Yıl 1962…Apar topar Seferberlik Tetkik Kurulu’na çağrılan Yarbay Kenan aklında bin bir soru ve içinde garip duygularla, Komutanın kapısını çalar. Hoşbeş sohbetten sonra Komutan sadede gelir ve Yarbay Kenan’a hayatı boyunca unutamayacağı yılları yaşatacak gizli görevini açıklar. Görev Kıbrıs’tadır.
1958 yılında Kıbrıs’ta Türklere karşı saldırılar artmış, katliamlar başlamıştır. Türkiye duruma tepkili ise de görünürde fiili bir müdahalede bulunmaz. Bu demek değildir ki Türkiye Kıbrıs’ı yalnız bıraktı. Perde arkasında çok gizli faaliyetler yürütülmektedir. Öyle ki devlet’in yetkili isimlerinin bile çoğu faaliyetten haberi yoktur.

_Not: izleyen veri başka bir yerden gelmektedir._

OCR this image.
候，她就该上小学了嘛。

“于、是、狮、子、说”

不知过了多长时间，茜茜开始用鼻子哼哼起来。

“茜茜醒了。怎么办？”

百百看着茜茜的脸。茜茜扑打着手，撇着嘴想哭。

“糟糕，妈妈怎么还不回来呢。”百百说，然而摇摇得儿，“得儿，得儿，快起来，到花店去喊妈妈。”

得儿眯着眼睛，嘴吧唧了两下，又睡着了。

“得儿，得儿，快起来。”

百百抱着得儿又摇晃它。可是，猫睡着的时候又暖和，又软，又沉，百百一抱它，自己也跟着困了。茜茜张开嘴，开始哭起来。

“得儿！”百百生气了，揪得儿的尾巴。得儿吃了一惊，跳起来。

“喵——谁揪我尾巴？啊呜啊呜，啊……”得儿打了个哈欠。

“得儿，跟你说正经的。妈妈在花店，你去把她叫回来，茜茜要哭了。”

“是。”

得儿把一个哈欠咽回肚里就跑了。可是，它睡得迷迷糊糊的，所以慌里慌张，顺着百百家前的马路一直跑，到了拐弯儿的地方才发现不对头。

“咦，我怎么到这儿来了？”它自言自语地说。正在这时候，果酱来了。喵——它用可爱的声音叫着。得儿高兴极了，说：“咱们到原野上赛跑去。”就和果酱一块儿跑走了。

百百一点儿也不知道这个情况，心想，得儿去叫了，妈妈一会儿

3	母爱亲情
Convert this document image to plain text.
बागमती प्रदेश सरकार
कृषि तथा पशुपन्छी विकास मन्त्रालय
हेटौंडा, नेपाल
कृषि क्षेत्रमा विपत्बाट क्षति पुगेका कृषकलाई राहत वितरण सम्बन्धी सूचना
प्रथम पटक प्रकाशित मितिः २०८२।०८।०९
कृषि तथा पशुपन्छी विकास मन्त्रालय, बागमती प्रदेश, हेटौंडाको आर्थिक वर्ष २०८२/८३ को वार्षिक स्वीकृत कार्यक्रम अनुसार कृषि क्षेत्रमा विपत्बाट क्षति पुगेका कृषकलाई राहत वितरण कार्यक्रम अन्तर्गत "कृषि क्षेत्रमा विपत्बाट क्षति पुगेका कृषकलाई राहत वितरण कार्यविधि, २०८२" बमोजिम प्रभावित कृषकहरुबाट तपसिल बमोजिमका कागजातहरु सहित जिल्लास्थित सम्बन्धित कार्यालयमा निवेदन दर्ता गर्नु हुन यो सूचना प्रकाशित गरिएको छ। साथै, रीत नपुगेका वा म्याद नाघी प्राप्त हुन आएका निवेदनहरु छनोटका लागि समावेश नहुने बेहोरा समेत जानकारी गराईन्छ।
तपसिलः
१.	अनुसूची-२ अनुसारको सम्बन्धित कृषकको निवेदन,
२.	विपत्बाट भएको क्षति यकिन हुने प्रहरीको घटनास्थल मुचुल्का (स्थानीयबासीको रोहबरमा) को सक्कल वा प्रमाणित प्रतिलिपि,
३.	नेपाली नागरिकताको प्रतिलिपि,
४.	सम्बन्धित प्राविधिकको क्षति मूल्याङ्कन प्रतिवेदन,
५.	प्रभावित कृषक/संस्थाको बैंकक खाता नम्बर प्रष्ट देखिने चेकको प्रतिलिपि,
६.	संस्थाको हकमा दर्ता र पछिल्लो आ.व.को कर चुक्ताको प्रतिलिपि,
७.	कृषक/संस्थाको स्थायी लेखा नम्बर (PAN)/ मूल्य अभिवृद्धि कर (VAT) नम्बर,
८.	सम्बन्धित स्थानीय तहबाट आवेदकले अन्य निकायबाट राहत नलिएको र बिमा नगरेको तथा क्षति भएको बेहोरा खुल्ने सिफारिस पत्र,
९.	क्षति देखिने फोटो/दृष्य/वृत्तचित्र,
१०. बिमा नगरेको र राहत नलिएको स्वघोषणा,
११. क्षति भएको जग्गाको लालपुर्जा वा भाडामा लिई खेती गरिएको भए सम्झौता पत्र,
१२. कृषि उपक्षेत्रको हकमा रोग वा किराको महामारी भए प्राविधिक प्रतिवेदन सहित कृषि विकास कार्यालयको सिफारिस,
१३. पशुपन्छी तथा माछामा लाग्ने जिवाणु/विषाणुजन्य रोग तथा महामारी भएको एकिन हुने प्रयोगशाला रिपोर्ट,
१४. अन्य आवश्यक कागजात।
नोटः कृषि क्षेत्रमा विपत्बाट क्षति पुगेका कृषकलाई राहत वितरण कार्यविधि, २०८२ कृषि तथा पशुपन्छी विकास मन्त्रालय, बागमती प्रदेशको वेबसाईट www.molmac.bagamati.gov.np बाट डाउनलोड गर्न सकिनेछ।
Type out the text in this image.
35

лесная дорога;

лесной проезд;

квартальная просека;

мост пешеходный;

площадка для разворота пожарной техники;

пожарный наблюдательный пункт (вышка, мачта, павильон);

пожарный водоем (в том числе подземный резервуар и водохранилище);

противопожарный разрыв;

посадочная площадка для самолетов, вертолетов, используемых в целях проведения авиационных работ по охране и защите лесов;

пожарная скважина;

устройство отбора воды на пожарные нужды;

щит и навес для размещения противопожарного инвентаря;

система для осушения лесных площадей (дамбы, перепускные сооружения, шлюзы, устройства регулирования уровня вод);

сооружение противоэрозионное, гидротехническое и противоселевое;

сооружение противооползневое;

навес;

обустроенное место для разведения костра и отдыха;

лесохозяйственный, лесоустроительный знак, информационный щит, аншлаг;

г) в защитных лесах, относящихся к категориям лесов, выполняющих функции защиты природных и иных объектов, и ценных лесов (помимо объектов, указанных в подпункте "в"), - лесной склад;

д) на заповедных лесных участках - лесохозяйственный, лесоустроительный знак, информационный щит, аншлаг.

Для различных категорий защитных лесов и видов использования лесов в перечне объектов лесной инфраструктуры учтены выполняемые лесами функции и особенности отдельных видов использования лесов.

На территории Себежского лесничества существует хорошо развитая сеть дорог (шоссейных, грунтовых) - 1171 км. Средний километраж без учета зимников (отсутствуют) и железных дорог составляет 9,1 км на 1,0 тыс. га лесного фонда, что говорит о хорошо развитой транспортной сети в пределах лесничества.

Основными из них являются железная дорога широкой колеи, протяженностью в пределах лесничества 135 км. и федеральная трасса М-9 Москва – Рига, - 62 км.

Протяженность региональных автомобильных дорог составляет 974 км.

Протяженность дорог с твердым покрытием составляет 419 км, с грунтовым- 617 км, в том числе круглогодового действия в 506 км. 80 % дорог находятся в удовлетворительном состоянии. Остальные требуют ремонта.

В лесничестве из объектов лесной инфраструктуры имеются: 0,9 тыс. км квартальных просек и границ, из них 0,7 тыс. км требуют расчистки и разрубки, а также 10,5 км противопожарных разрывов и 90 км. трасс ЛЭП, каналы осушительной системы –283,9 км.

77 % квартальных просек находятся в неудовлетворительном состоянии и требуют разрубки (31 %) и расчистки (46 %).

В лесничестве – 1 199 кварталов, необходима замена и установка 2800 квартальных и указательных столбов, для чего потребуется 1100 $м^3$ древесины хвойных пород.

Başlangıçta NATO’nun Rus yayılmacılığına karşı Türkiye’de kurulmasını istediği Seferberlik Tetkik Kurulu, Kıbrıs’taki durumun karışmasıyla birlikte burada NATO’dan gizli görev yapmaya talip olur. Adnan Menderes’in talimatıyla Kıbrıs’ta gizli bir örgüt kurulması konusunda çalışmalara başlanır. Bu kapsamda Yarbay Rıza Vuruşkan, direnişi örgütlemek amacıyla, Ali Conan kimliği ile İş Bankası Müfettişi göreviyle Ada’ya gönderilir. Rauf Denktaş ve Fazıl Küçük’ün çabaları ile kurulan Türk Mukavemet Teşkilatı’nın başına geçerek Kıbrıs Türkü’nün örgütlenmesine büyük katkıda bulunur.
27 Mayıs’a kadar hem Kıbrıs’taki mukamevetçilerin Türkiye’de gayri nizami harp konusunda eğitilmesini hem de Türkiye’den adaya silah sevkiyatını başarıyla yürütür. 27 Mayıs’tan sonra Seferberlik Tetkik Kurulunu destekleyen isimlerin tasfiyesi, Kıbrıs mücadelesini sekteye uğratır. Bu süreçte Rıza Vuruşkan Ada’dan çekilir. Bu organizasyon boşluğunda Rum saldırıları hız kesmeden devam etmektedir. İşte Yarbay Kenan’a burada ihtiyaç duyulur.
Yarbay Kenan’ın görevi Türk Mukavemet Teşkilatını kuran Rıza Vuruşkan’ın kaldığı yerden devam etmek, teşkilatın başına geçmektir. Yarbay Kenan, görevi memnuniyetle ve gururla kabul eder. Görev adı Kemal Coşkun, unvanı Bayraktar, kod adı ise “Bozkurt”tur.
Ailesini Ankara’da bırakarak Kıbrıs’a geçen Kenan Bey burada bir müddet ateşelik göreviyle durum tespiti yapar. Kıbrıslı Türkler ve Rumlarla arkadaşlıklar kurarak istihbarat toplamaya başlar. Sonrasında eşi Behice Hanım ve küçük oğlu Gültekin’i de yanına aldırır. Büyük oğlu İskender ve kızı Lale Ankara’da kalmıştır. Tüm aile fertleri için hasret dolu günler başlamıştır. Kenan Çoygun ve ailesi bu hasrete görev aşkı ve vatan sevgisi ile katlanacaktır.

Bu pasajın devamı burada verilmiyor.